When Cowper had this period of more than 12 months of terrible affliction in 1773, he was already a mature believer and author of all the best-known and loved of his hymns. Yet he was for months in the blackest of despair, increased by a recurring nightmare (that he was apt to believe) to the effect that he was cast off by God. His impression of this was so great that he often believed it above the promises of Holy Scripture. And Cowper suffered further severe times of darkness, especially in the last years of his life.
Cowper's great problem was his natural disposition and constitution. Grace supported and strengthened him, but did not remove his weakness and proneness to serious depression. Grace removes none of us from all the effects of the curse. Why the Lord allowed this great servant of his to go through such anguished darkness in which he seems to have at least contemplated suicide is a great and insoluble mystery. The Scripture does not justify God's dealings with his own.
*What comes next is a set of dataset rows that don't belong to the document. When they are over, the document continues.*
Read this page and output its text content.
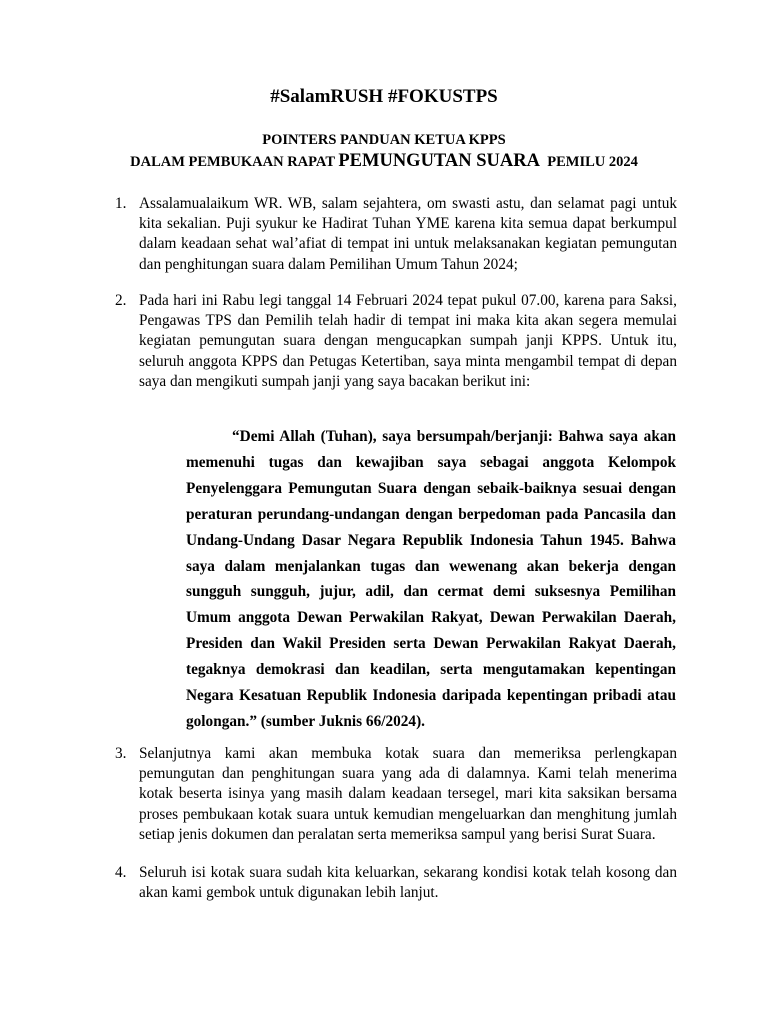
#SalamRUSH #FOKUSTPS
POINTERS PANDUAN KETUA KPPS
DALAM PEMBUKAAN RAPAT PEMUNGUTAN SUARA PEMILU 2024
1. Assalamualaikum WR. WB, salam sejahtera, om swasti astu, dan selamat pagi untuk kita sekalian. Puji syukur ke Hadirat Tuhan YME karena kita semua dapat berkumpul dalam keadaan sehat wal’afiat di tempat ini untuk melaksanakan kegiatan pemungutan dan penghitungan suara dalam Pemilihan Umum Tahun 2024;
2. Pada hari ini Rabu legi tanggal 14 Februari 2024 tepat pukul 07.00, karena para Saksi, Pengawas TPS dan Pemilih telah hadir di tempat ini maka kita akan segera memulai kegiatan pemungutan suara dengan mengucapkan sumpah janji KPPS. Untuk itu, seluruh anggota KPPS dan Petugas Ketertiban, saya minta mengambil tempat di depan saya dan mengikuti sumpah janji yang saya bacakan berikut ini:
“Demi Allah (Tuhan), saya bersumpah/berjanji: Bahwa saya akan memenuhi tugas dan kewajiban saya sebagai anggota Kelompok Penyelenggara Pemungutan Suara dengan sebaik-baiknya sesuai dengan peraturan perundang-undangan dengan berpedoman pada Pancasila dan Undang-Undang Dasar Negara Republik Indonesia Tahun 1945. Bahwa saya dalam menjalankan tugas dan wewenang akan bekerja dengan sungguh sungguh, jujur, adil, dan cermat demi suksesnya Pemilihan Umum anggota Dewan Perwakilan Rakyat, Dewan Perwakilan Daerah, Presiden dan Wakil Presiden serta Dewan Perwakilan Rakyat Daerah, tegaknya demokrasi dan keadilan, serta mengutamakan kepentingan Negara Kesatuan Republik Indonesia daripada kepentingan pribadi atau golongan.” (sumber Juknis 66/2024).
3. Selanjutnya kami akan membuka kotak suara dan memeriksa perlengkapan pemungutan dan penghitungan suara yang ada di dalamnya. Kami telah menerima kotak beserta isinya yang masih dalam keadaan tersegel, mari kita saksikan bersama proses pembukaan kotak suara untuk kemudian mengeluarkan dan menghitung jumlah setiap jenis dokumen dan peralatan serta memeriksa sampul yang berisi Surat Suara.
4. Seluruh isi kotak suara sudah kita keluarkan, sekarang kondisi kotak telah kosong dan akan kami gembok untuk digunakan lebih lanjut.
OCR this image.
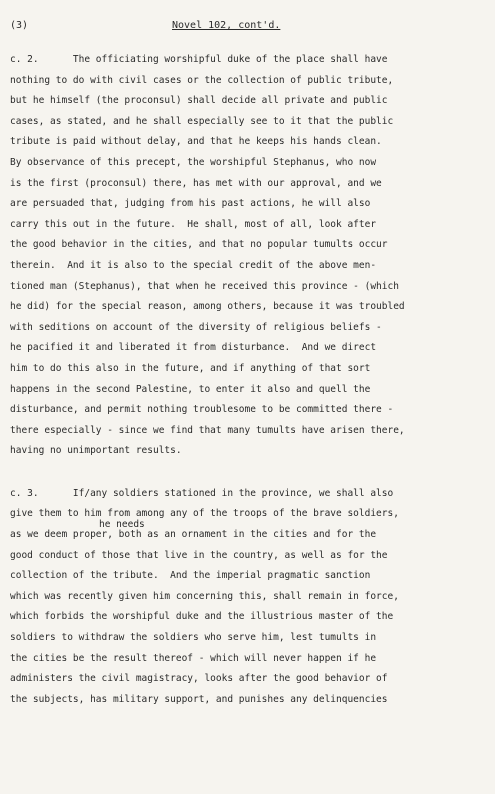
(3)	Novel 102, cont'd.
c. 2.      The officiating worshipful duke of the place shall have
nothing to do with civil cases or the collection of public tribute,
but he himself (the proconsul) shall decide all private and public
cases, as stated, and he shall especially see to it that the public
tribute is paid without delay, and that he keeps his hands clean.
By observance of this precept, the worshipful Stephanus, who now
is the first (proconsul) there, has met with our approval, and we
are persuaded that, judging from his past actions, he will also
carry this out in the future.  He shall, most of all, look after
the good behavior in the cities, and that no popular tumults occur
therein.  And it is also to the special credit of the above men-
tioned man (Stephanus), that when he received this province - (which
he did) for the special reason, among others, because it was troubled
with seditions on account of the diversity of religious beliefs -
he pacified it and liberated it from disturbance.  And we direct
him to do this also in the future, and if anything of that sort
happens in the second Palestine, to enter it also and quell the
disturbance, and permit nothing troublesome to be committed there -
there especially - since we find that many tumults have arisen there,
having no unimportant results.
c. 3.      If/any soldiers stationed in the province, we shall also
give them to him from among any of the troops of the brave soldiers,
as we deem proper, both as an ornament in the cities and for the
good conduct of those that live in the country, as well as for the
collection of the tribute.  And the imperial pragmatic sanction
which was recently given him concerning this, shall remain in force,
which forbids the worshipful duke and the illustrious master of the
soldiers to withdraw the soldiers who serve him, lest tumults in
the cities be the result thereof - which will never happen if he
administers the civil magistracy, looks after the good behavior of
the subjects, has military support, and punishes any delinquencies
he needs
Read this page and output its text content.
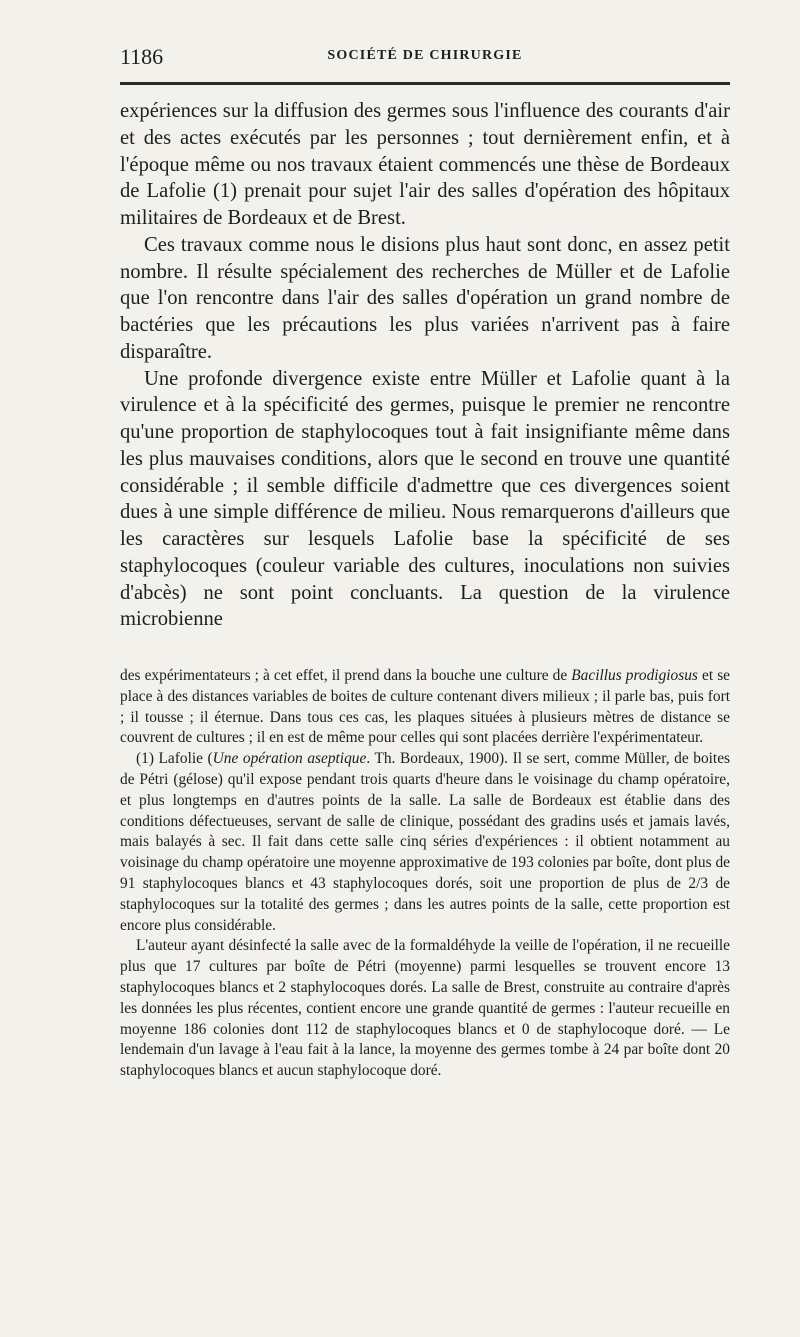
1186	SOCIÉTÉ DE CHIRURGIE

expériences sur la diffusion des germes sous l'influence des courants d'air et des actes exécutés par les personnes ; tout dernièrement enfin, et à l'époque même ou nos travaux étaient commencés une thèse de Bordeaux de Lafolie (1) prenait pour sujet l'air des salles d'opération des hôpitaux militaires de Bordeaux et de Brest.

Ces travaux comme nous le disions plus haut sont donc, en assez petit nombre. Il résulte spécialement des recherches de Müller et de Lafolie que l'on rencontre dans l'air des salles d'opération un grand nombre de bactéries que les précautions les plus variées n'arrivent pas à faire disparaître.

Une profonde divergence existe entre Müller et Lafolie quant à la virulence et à la spécificité des germes, puisque le premier ne rencontre qu'une proportion de staphylocoques tout à fait insignifiante même dans les plus mauvaises conditions, alors que le second en trouve une quantité considérable ; il semble difficile d'admettre que ces divergences soient dues à une simple différence de milieu. Nous remarquerons d'ailleurs que les caractères sur lesquels Lafolie base la spécificité de ses staphylocoques (couleur variable des cultures, inoculations non suivies d'abcès) ne sont point concluants. La question de la virulence microbienne

des expérimentateurs ; à cet effet, il prend dans la bouche une culture de Bacillus prodigiosus et se place à des distances variables de boites de culture contenant divers milieux ; il parle bas, puis fort ; il tousse ; il éternue. Dans tous ces cas, les plaques situées à plusieurs mètres de distance se couvrent de cultures ; il en est de même pour celles qui sont placées derrière l'expérimentateur.

(1) Lafolie (Une opération aseptique. Th. Bordeaux, 1900). Il se sert, comme Müller, de boites de Pétri (gélose) qu'il expose pendant trois quarts d'heure dans le voisinage du champ opératoire, et plus longtemps en d'autres points de la salle. La salle de Bordeaux est établie dans des conditions défectueuses, servant de salle de clinique, possédant des gradins usés et jamais lavés, mais balayés à sec. Il fait dans cette salle cinq séries d'expériences : il obtient notamment au voisinage du champ opératoire une moyenne approximative de 193 colonies par boîte, dont plus de 91 staphylocoques blancs et 43 staphylocoques dorés, soit une proportion de plus de 2/3 de staphylocoques sur la totalité des germes ; dans les autres points de la salle, cette proportion est encore plus considérable.

L'auteur ayant désinfecté la salle avec de la formaldéhyde la veille de l'opération, il ne recueille plus que 17 cultures par boîte de Pétri (moyenne) parmi lesquelles se trouvent encore 13 staphylocoques blancs et 2 staphylocoques dorés. La salle de Brest, construite au contraire d'après les données les plus récentes, contient encore une grande quantité de germes : l'auteur recueille en moyenne 186 colonies dont 112 de staphylocoques blancs et 0 de staphylocoque doré. — Le lendemain d'un lavage à l'eau fait à la lance, la moyenne des germes tombe à 24 par boîte dont 20 staphylocoques blancs et aucun staphylocoque doré.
What it does do is to assure us that 'in all our affliction, he is afflicted', and that one day he will wipe every tear from our eyes.
Thankfully, the Lord preserved his servant William Cowper from taking his own life. In his great mercy he does that for his children in the vast majority of cases. Sometimes he interventions are clearly and strikingly miraculous. Far more often he preserves his children through the living concern, acceptance and service of other believers.

Caring

It can be frightening and exhausting to try to care for an unstable and deeply-depressed Christian. Indeed, so inadequate can we seem for the task that we can be sorely tempted to pass the job to others or run out on our friend fearing that we are only making things worse. It may well be that professional help is needed, but however much professional help a Christian friend or family member may receive, it will almost certainly be just as vital that they know they are wanted, accepted and valued by their friends if this awful temptation to take their own life is to be resisted. Such love will need to go beyond reassuring words of support and promises to pray for the depressed friend. There will be need to be frequent practical demonstrations of love, which will prove costly in terms of effort and nervous energy. Carers often feel painfully alone in their ordeal. No one else seems to understand the pressures of the situation. But the Lord knows and he has promised to help.

Resist

The same promise of sufficient grace is also God's Word to his depressed follower. God promises grace to withstand the beguiling temptation that his children sometimes face, to believe that taking their own life is the best option in their circumstances. And it can be a powerful temptation because suicide seems to offer both immediate heaven to the sufferer and relief of a great burden to the family and friends - though they do not see the situation like that at all. But it is no kind of solution, for God who is all-wise says that self-murder is very wrong. If you have such thoughts, do not listen to them. Resist them with all your power.